Search Platform/Weekly Updates/2024-02-23

From Wikitech

Summary

We are in the deployment phase of our multilingual zero-result rate improvements. The new elasticsearch plugins are deployed, the new configuration is ready. Once the configuration is deployed, we will need to reindex all wikis (which takes 2-3 weeks) and analyze the improvements.
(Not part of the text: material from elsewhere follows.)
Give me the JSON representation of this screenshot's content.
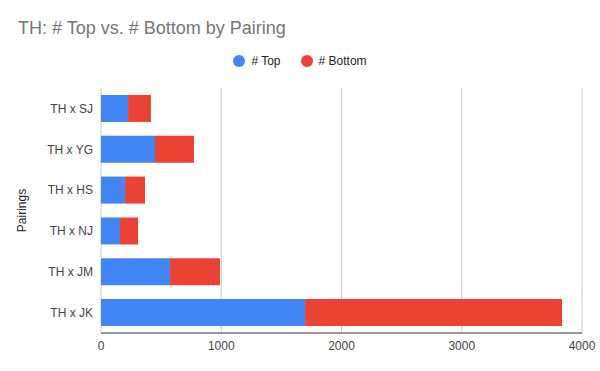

We are in active conversation with people from Scholia around the WDQS graph split. The discussions are constructive, but we are identifying major impacts to Scholia queries. Some we might be able to resolve, some we might not. In particular, the authors and scholarly articles are on different graphs, which makes some queries complex and expensive to run. Scholia is not only about scholarly articles, but about other types of papers, which now need to be treated differently. This conversation and investigation needs to continue.

What we've accomplished

Improve multilingual zero-results rate

WDQS graph splitting

  • Meeting with Daniel Mietchen and Lane Raspberry
    • Agreed to have regular meetings
    • Still some questions about why we're doing this and what problem we try to solve
    • Question regarding what is wikidata, is it only a wdqs problem or should wikidata stop accepting some data and ask communities to use another hosting solution

more notes: https://etherpad.wikimedia.org/p/wdqs-graph-split-2024-02-15-1

Operations

  • backfill w[dc]qs reconciliation dag after a failure of the canary events system, deployed a quick patch to stop creating this dag dynamically and sense both DC partitions via a single sensor, should decouple the use of the wmf_conf.eventgate_datacenters var in airflow that was set to codfw only to workaround the canary event issue (which I reverted batch ["eqiad", "codfw"] to do the backfill).
    • We might expect some turbulences during the upcoming dc switch (march 19), DE might still rely on a manual switch of that config var in airflow.